Irish Creamery Milk Suppliers’ Association (ICMSA) president, Pat McCormack, believes that the Irish family farm model must be protected at all costs through Common Agricultural Policy – CAP.
He told Agriland: “When Bord BIa and Ornua go abroad, they are continually promoting the Irish family farm model. And we must prioritise this in preservation as we move forward.
“We need to make their income economically sustainable while also delivering social and environmental sustainability.”
Where the Common Agricultural Policy (CAP) is concerned McCormack, believes that the Department of Agriculture, Food and the Marine (DAFM), wants to see significant progress being made over the coming weeks.
He commented: “ICMSA will not be standing idly by in this process. But, again, it is all about protecting the family farm structure.
“The government must also put its shoulder to the wheel, where national funding of CAP measures are concerned.
“We need to see micro and renewable energy supported at farm level. This can be the difference between a farmer surviving a difficult year and not.”
CAP and farmgate prices
While recognising the input pressure on farm businesses at the present time, the ICMSA president believes that Irish dairy farming can look forward to a positive future.
He explained: “Feed, fertiliser and fuel are all major issues at the present time. Some farmers did buy fertiliser early in 2021 and, as a consequence, have been sheltered from the recent cost increases that have come into the market.
“The challenges associated with the cost and availability of labour are also very significant at the present time.
“All of these issues are going to put pressure on farm margins. But the bottom line question is this: have farm gate prices entered a new era?
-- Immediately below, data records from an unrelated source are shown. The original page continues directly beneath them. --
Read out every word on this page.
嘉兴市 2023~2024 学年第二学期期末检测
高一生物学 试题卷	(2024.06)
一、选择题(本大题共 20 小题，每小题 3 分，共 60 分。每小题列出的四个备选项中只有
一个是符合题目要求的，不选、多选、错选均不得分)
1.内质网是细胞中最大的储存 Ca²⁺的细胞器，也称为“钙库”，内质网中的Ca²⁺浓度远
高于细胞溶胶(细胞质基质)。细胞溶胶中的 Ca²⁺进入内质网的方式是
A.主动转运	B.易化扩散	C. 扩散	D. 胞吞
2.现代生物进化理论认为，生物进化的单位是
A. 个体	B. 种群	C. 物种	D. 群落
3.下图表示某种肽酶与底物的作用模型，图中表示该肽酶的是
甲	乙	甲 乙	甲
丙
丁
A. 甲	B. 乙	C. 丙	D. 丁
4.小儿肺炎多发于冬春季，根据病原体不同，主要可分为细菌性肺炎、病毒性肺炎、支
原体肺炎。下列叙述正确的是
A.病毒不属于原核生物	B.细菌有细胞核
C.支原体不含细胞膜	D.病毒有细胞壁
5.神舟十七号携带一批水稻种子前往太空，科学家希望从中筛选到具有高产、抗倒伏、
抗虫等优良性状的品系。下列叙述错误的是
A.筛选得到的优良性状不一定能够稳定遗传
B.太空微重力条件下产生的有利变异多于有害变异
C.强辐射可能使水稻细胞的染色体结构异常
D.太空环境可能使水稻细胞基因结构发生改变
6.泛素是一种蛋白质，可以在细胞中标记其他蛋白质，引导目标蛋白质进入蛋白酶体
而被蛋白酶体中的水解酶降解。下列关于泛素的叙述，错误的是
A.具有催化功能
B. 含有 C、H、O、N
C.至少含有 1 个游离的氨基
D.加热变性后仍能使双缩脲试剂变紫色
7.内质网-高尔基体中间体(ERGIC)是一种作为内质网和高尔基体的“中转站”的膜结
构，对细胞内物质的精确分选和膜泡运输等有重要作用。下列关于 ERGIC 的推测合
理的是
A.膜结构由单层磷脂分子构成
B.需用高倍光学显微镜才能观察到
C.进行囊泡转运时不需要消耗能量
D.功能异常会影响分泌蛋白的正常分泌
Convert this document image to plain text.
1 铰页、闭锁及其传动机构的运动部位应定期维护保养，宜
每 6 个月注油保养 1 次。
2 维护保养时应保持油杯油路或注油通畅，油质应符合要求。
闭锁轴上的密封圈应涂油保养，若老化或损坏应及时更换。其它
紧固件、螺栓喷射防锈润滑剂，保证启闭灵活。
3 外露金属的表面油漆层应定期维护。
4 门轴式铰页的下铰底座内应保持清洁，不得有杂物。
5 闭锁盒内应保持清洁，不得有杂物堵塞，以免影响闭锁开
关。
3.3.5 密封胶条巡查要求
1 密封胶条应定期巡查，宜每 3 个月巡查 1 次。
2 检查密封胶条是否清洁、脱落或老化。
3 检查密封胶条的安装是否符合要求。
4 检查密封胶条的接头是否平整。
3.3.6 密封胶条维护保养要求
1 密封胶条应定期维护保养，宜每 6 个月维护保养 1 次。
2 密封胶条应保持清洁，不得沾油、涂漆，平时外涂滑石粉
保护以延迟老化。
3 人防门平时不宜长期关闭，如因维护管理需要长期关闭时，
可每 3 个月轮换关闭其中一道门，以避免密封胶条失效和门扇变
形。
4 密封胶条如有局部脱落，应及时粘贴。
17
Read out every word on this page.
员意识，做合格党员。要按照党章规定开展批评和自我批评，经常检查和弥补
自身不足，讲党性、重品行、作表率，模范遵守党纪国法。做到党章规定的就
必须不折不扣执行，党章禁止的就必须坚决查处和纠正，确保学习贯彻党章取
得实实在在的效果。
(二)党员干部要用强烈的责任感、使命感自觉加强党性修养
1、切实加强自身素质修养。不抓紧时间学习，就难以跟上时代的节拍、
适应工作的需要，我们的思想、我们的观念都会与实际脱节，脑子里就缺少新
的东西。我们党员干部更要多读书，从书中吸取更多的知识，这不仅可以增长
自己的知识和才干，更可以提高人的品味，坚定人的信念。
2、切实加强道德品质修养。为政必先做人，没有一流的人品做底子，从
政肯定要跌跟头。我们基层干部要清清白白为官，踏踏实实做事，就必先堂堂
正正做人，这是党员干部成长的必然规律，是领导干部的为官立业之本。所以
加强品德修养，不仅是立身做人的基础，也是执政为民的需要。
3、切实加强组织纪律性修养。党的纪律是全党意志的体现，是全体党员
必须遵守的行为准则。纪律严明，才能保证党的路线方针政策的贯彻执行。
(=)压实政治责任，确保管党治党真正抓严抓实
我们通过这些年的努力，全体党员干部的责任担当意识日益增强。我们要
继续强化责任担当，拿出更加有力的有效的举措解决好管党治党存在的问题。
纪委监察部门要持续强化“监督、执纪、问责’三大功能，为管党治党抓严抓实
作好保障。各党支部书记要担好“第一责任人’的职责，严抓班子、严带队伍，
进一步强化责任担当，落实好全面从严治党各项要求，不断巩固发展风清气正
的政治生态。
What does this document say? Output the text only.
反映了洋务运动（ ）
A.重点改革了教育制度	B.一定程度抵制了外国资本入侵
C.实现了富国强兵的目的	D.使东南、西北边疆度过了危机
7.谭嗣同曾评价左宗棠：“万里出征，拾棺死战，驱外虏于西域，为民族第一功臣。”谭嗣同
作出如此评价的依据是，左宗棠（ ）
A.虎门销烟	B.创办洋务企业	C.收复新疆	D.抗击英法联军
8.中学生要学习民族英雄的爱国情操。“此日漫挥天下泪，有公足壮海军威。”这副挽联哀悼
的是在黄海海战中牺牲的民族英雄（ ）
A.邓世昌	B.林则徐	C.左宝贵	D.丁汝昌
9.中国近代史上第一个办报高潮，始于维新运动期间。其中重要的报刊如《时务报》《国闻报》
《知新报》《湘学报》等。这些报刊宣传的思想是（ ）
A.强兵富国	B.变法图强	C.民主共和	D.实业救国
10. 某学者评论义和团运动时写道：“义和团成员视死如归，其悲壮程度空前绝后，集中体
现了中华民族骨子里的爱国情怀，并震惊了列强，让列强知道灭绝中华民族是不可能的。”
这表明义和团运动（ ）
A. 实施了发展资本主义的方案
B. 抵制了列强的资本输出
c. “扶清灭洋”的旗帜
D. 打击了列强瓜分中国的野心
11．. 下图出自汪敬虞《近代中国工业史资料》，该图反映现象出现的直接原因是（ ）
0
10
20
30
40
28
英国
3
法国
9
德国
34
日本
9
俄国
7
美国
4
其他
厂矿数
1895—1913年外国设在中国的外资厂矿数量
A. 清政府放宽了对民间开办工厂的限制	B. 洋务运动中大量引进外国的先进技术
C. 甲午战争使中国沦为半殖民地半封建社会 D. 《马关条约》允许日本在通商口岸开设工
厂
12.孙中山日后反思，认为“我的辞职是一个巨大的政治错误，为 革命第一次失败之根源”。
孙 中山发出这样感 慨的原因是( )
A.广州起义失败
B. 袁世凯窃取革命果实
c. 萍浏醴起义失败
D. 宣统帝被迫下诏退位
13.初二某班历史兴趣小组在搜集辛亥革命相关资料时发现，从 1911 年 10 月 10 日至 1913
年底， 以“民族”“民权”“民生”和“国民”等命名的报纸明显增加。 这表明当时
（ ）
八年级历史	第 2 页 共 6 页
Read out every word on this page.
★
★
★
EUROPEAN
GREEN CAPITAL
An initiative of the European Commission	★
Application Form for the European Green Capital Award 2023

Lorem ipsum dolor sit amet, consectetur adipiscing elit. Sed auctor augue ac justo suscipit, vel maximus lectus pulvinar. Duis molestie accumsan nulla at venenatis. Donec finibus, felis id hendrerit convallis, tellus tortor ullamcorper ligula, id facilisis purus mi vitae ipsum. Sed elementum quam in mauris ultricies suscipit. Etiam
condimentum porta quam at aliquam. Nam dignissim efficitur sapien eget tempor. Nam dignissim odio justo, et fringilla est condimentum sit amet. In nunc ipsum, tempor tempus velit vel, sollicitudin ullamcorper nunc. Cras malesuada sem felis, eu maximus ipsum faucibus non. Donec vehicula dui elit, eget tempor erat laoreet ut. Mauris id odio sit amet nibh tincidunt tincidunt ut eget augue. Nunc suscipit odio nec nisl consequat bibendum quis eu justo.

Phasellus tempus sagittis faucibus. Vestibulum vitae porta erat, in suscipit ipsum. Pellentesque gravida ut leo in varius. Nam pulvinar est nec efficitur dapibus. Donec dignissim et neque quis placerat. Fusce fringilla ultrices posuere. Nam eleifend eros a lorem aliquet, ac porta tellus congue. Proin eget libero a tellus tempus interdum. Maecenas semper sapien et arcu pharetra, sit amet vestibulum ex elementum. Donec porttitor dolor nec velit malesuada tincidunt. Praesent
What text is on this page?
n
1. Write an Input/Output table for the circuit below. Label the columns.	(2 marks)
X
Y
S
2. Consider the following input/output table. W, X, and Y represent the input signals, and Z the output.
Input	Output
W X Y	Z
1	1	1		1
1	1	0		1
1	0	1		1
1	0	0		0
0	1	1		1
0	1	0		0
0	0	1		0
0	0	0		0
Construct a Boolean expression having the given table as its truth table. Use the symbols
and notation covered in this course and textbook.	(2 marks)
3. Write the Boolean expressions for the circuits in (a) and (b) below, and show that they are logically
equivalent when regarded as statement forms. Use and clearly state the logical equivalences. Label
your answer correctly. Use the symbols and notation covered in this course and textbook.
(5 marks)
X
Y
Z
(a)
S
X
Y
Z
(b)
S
“I think they need to. We are at a 30 to 35 year stagnation point, where milk prices are concerned. The average return to dairy farmers has very rarely broken through the 30c/L barrier for most of this period. And the same principle of price stagnation holds, where beef is concerned,” he added.
The farm association president said that he is hopeful that as consumers become more aware of the requirements on the primary producer, they will be willing to reward the farmer.
He said: “Collectively, we won’t see the future level of expansion taking place in dairy cow numbers, as would have been the case over recent years.
“But we will continue to see expansion taking place on individual dairy farms. There is also potential for further gains in yields to be achieved as herds mature,” he concluded.